Unitarians are people who wish their religion to be broad, generously inclusive, and tolerant rather than narrow and dogmatic.
They have a hunger for more freedom, more justice, more fairness, more fulfilment for more of earths creatures. 
"Reverence for Life" points us in the right direction: respect for the wonder of creation, which is the root of worship; service, whose aim is to enable whatever life we can influence to attain its highest development.

"Unitarian" Means Unity
The word "Unitarian" originally referred to ancient controversies about the doctrine of the Trinity - God as Father, Son and Holy Spirit, three persons in one.  The early Unitarians did not find this doctrine in the Bible, nor did they find it helpful.  They stressed the unity of God and the humanity of Jesus, and so were called "Unitarian".
Controversy about the Trinity has little appeal for modern Unitarians.  Today we understand unity differently.  The unity we are concerned with is the unity of all creation.  we think of our religion as the sum total of the many different ways by which we may relate ourselves to this unity: through worship and devotional experience, through scientific investigation, through right conduct.

Are Unitarians Christian?

Unitarians have their own way of understanding Christianity.  They stress the humanity of Jesus and the challenge of his teaching.  To follow him means to serve the causes that he served.  Being Christian means trying to share the generous and loving spirit of Jesus, and spreading that spirit abroad in the world.  Unitarians set small store by labels, even by the label "Christian"; it is the spirit that matters.

God
We are not in a position to give a precise definition of God.  Nobody is.  What we can do is to turn ourselves to the source of our being - to creativeness, to the power and the glory, to the force that draws us on to create goodness and loving - kindness - and to this we say "God". 
Experience of God is what matters, rater than words about God.  Words are only pointers to the experience.  We can understand that for some people even the word "God" itself may be unhelpful.  Theat does not mean, however, that they are cut off from the reality the word points to.

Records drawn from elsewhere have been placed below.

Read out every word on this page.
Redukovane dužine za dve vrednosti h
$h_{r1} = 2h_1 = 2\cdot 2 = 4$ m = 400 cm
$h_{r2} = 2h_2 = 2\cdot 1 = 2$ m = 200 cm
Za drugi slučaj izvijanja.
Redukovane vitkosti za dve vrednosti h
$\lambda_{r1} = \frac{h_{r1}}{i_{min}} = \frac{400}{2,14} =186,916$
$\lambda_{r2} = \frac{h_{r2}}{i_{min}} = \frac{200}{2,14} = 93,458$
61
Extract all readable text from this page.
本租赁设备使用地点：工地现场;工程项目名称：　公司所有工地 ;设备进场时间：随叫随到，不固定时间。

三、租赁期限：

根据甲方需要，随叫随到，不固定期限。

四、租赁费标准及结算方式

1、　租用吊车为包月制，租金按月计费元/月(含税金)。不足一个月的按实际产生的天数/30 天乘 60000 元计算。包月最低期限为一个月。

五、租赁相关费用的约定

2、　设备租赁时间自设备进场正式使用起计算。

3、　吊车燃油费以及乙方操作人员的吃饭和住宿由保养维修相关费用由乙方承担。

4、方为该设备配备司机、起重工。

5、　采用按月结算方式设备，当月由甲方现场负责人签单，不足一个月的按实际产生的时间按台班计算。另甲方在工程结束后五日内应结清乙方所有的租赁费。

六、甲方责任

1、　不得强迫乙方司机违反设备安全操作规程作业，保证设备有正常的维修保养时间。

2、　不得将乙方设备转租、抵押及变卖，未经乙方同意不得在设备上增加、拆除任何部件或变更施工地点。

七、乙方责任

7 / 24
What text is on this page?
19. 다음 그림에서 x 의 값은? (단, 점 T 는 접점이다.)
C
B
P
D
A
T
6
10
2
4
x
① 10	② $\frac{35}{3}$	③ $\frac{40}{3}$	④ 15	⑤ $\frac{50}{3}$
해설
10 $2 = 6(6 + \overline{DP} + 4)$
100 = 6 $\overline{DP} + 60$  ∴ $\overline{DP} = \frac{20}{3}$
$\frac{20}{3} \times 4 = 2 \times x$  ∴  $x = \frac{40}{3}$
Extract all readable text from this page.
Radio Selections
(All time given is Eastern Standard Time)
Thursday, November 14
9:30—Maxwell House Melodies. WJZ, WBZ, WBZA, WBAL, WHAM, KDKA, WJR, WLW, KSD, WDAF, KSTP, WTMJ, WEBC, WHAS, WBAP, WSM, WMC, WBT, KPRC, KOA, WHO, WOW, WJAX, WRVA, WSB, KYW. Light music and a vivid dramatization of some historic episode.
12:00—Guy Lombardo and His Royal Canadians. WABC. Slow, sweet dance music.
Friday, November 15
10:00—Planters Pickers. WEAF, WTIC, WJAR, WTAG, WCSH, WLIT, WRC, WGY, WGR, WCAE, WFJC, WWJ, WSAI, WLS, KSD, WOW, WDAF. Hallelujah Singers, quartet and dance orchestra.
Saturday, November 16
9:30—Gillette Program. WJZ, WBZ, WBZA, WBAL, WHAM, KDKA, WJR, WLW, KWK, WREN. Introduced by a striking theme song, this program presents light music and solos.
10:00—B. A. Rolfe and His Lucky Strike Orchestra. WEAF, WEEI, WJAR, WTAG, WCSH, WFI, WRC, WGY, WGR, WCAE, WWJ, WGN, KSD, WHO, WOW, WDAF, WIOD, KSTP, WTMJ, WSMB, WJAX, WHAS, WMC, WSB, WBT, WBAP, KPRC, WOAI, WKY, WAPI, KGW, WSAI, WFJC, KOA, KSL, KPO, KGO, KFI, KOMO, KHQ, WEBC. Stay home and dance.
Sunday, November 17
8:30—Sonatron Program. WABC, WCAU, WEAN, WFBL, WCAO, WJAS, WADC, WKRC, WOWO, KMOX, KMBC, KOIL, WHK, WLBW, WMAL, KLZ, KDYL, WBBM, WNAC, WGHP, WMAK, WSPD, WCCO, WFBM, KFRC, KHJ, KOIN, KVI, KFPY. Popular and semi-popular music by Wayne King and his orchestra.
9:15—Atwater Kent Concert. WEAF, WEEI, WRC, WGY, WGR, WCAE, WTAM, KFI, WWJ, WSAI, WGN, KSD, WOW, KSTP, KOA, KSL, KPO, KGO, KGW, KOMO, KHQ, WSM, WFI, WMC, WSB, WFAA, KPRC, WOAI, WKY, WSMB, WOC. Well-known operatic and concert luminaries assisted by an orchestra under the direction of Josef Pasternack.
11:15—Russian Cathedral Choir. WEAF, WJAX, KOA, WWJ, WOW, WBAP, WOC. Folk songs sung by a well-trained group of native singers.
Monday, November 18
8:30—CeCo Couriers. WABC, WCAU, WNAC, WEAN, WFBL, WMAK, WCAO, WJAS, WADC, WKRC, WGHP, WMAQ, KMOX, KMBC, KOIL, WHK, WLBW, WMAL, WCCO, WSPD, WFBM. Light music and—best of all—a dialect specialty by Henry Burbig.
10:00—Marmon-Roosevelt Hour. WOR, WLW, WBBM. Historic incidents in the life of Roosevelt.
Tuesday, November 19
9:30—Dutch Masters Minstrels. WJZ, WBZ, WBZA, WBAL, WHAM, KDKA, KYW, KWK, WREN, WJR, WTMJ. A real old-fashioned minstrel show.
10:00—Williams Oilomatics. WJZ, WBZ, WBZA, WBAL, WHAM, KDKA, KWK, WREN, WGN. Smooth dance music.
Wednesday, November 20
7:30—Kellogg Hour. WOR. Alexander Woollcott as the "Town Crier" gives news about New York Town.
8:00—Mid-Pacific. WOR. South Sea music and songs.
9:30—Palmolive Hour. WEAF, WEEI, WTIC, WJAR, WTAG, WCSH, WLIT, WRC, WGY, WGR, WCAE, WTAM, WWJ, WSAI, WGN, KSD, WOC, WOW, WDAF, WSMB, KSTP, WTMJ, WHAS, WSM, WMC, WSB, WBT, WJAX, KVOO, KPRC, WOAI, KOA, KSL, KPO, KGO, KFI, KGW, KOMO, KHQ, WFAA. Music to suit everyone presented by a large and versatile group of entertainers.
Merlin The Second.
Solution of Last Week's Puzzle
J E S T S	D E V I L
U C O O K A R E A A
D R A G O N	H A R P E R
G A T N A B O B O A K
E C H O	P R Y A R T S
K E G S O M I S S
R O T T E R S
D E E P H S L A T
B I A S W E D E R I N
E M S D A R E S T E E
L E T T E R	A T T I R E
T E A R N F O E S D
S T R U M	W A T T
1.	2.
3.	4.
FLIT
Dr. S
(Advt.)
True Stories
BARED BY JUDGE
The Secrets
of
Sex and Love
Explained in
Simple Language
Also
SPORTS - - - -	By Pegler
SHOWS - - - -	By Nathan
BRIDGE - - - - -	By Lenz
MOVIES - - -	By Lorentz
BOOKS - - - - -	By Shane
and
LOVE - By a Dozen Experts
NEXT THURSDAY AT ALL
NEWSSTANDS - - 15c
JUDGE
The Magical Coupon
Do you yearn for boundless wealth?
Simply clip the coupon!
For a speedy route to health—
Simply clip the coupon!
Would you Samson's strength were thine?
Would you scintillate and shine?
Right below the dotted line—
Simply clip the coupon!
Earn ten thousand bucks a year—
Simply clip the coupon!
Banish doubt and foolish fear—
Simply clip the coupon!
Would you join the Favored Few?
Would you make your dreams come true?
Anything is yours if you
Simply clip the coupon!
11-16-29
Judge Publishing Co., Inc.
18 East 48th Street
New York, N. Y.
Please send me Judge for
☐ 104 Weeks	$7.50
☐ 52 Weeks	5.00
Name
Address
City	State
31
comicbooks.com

Wherever people have sought thruth, loved beauty, worked for justice and known goodness, not in religion only but in the many non-religious channels present in the world, the love of God is active; it is "broader then the measures of man's mind".

Worship

Unitarians do not think of worship ad a ritual bowing down before some almightly potentate.  For us it is an expression of our sense of wonder.  It is a celebration of those things that are of supreme worth.  "Whatsoever things are true, honest, just, lovely, whatsoever things are of good report; if there be any virtue and if there be any praise, think on these things." St. Paul's words still give us the best definition of worship.
Prayer and meditation are ways of focusing attention on what is most valuable; they are not magic.

Services
Our services are simple in form.  They usually consist of hymns, prayers, meditations, readings, music and an address.  We read from the Bible, that storehouse of spiritual experience and wisdom.  We recognise that not everything in it is of equal value.  It sis a thoroughly human book.  We reverence the wisfom it contains, but we do not look upon it as infallible.
We also read from many other writings, past and present, both Christian and non-Christian.

What do Unitarians understand by "Church"?
For Unitarians  a church is a group of people who are all learners in the school of the spirit.  We hope it is a fellowship where the barriers of ordianry life may be broken down.
It aims to be a community where people are accepted as themselves, with their weaknesses as well as their strenghts, and yet challenged to turn themselves toward truth, and try to become more fully human.
Unitarian congregations are essentially demovratic and self-governing groups.  women have equal status with men.
The purpose of our churches is the worship of God, and the service of humanity.
A true church can never be merely inward-looking. It exists not for itself alone.  It is the union of those who love, and for the help of those who suffer.